E2M source code and sample dataset.
- python 3.0+
- numpy, TensorFlow r1.2, matplotlib
Raw methylation and expression files are available for download via the GDC data portal.
A small dataset for GBM may be found in the folder /data/GBM/ for testing and validation purposes. Additional larger datasets are available upon request. The folder /data/download_from_TCGA also contains sample codes for downloading/extracting other genes/cancer datasets of interest. All datasets are stored in a Python dictionary format.
Folder /data/ includes codes for downloading/extracting/preprocessing of the data. More details can be found inside the data folder under the README heading.
The folder /script/ contains codes for MR (Multiclass Regression), FCNN (Fully Connected Neural Network), E2M and visualization.
# download METHCOMP, go to terminal and enter:
git clone https://github.com/jianhao2016/E2M.git
-
To run E2M on the test file, first ensure that all the packages have been installed with the correct version of Python. Then go to folder /script/inception_with_diff_type_of_error/ and use the following command:
python multi_gene_multi_cancer_inception.py --cancer_type gbm --gene mgmt --quantization 0
This command will train an unquantized E2M on the provided GBM dataset and list the accuracy of the given test set.
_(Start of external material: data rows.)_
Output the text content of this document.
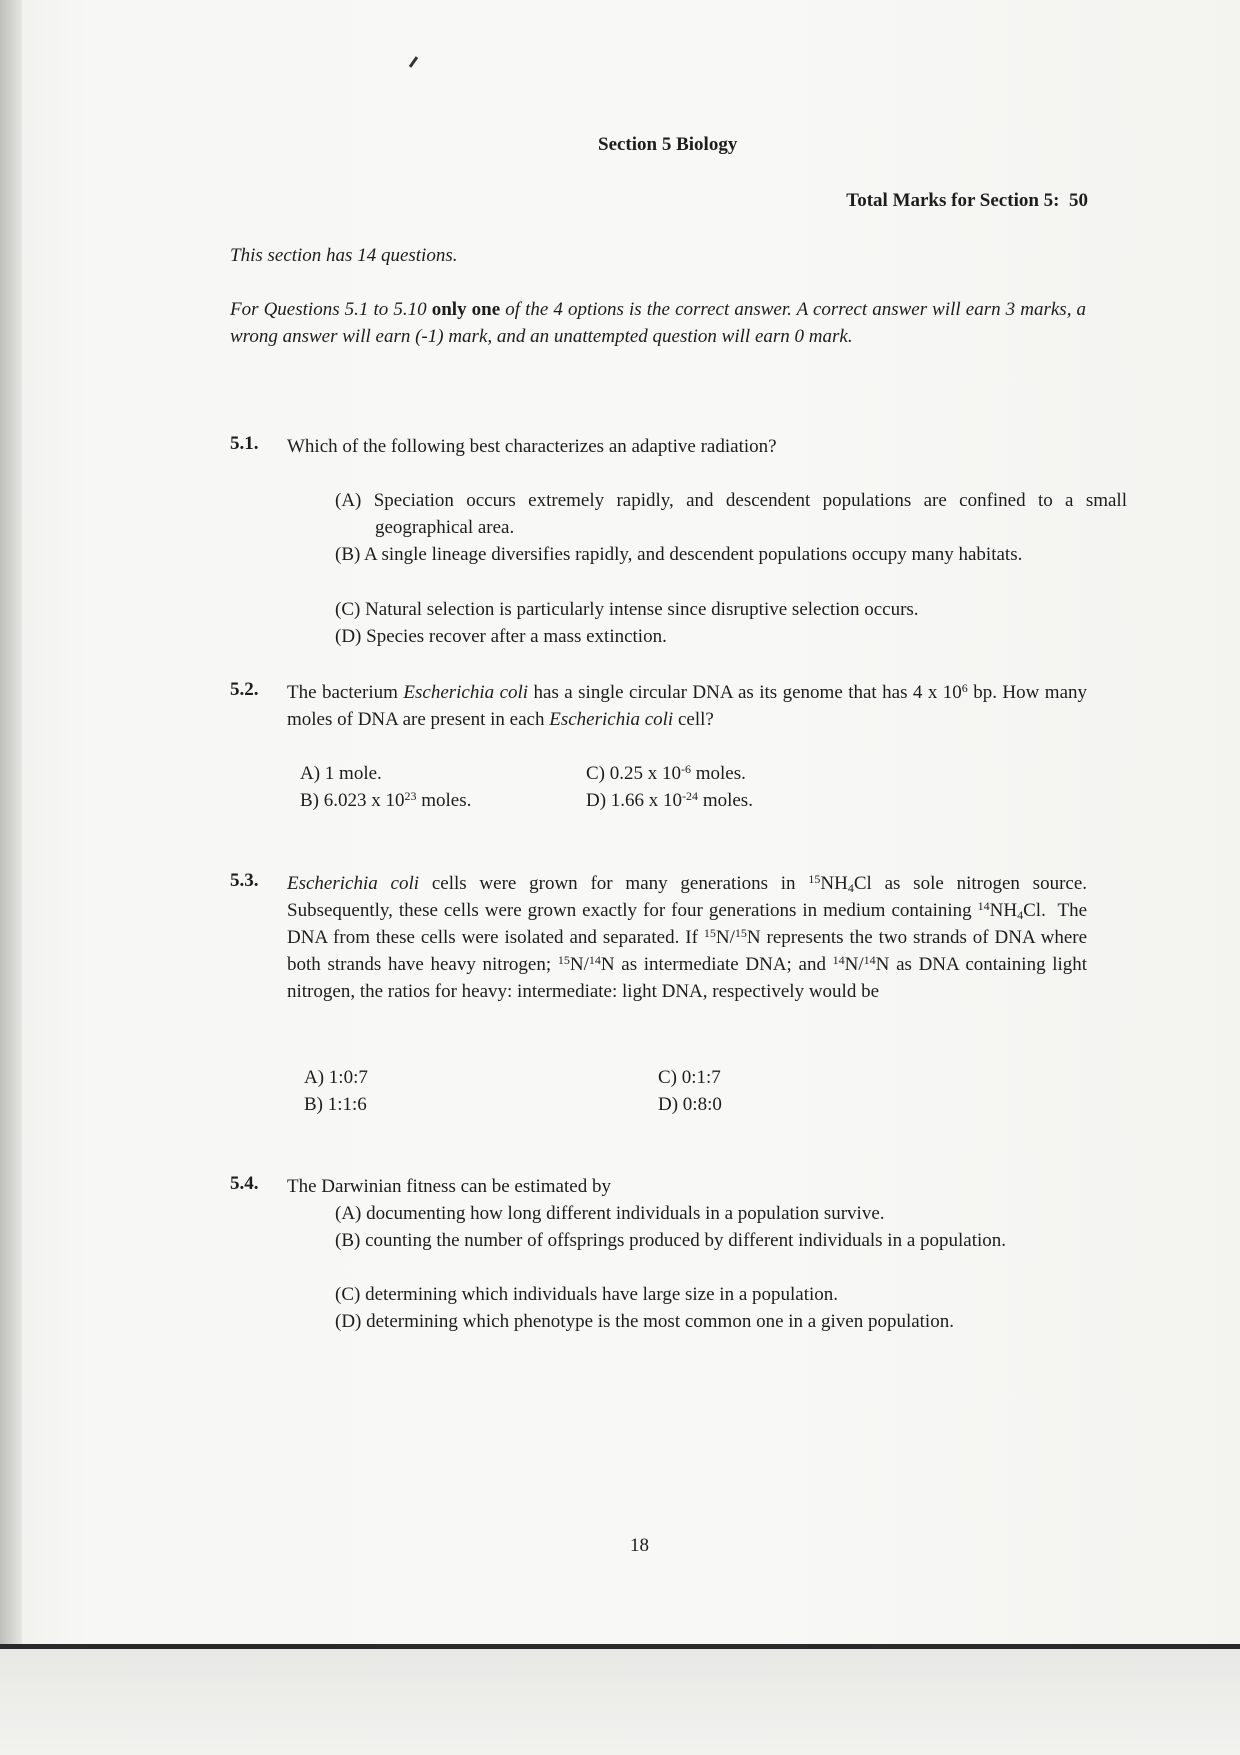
Section 5 Biology
Total Marks for Section 5: 50
This section has 14 questions.
For Questions 5.1 to 5.10 only one of the 4 options is the correct answer. A correct answer will earn 3 marks, a wrong answer will earn (-1) mark, and an unattempted question will earn 0 mark.
5.1. Which of the following best characterizes an adaptive radiation?
(A) Speciation occurs extremely rapidly, and descendent populations are confined to a small geographical area.
(B) A single lineage diversifies rapidly, and descendent populations occupy many habitats.
(C) Natural selection is particularly intense since disruptive selection occurs.
(D) Species recover after a mass extinction.
5.2. The bacterium Escherichia coli has a single circular DNA as its genome that has 4 x $10^6$ bp. How many moles of DNA are present in each Escherichia coli cell?
A) 1 mole.
B) 6.023 x $10^{23}$ moles.
C) 0.25 x $10^{-6}$ moles.
D) 1.66 x $10^{-24}$ moles.
5.3. Escherichia coli cells were grown for many generations in $^{15}NH_4Cl$ as sole nitrogen source. Subsequently, these cells were grown exactly for four generations in medium containing $^{14}NH_4Cl$.  The DNA from these cells were isolated and separated. If $^{15}$N/$^{15}$N represents the two strands of DNA where both strands have heavy nitrogen; $^{15}$N/$^{14}$N as intermediate DNA; and $^{14}$N/$^{14}$N as DNA containing light nitrogen, the ratios for heavy: intermediate: light DNA, respectively would be
A) 1:0:7
B) 1:1:6
C) 0:1:7
D) 0:8:0
5.4. The Darwinian fitness can be estimated by
(A) documenting how long different individuals in a population survive.
(B) counting the number of offsprings produced by different individuals in a population.
(C) determining which individuals have large size in a population.
(D) determining which phenotype is the most common one in a given population.
18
You can also use
python multi_gene_multi_cancer_inception.py --help
to see all available configuration options. -
To run MR or FCNN, go to folder /script/MR_and_FCNN/ and use the following command:
python multi_class_regression.py --cancer_type gbm --gene mgmt
or
python fcnn_multi_gene_multi_cancer.py --cancer_type gbm --gene mgmt
respectively.
-
The PCA/histogram/Heatmap visualization codes may be run in a similar way, with the corresponding files PCA_visualization.py, plot_histogram.py and selected_gene_heatmap.py
The prediction accuracy and error will be printed on the screen. All trained models will be stored in /data/ in TensorFlow SavedModel format.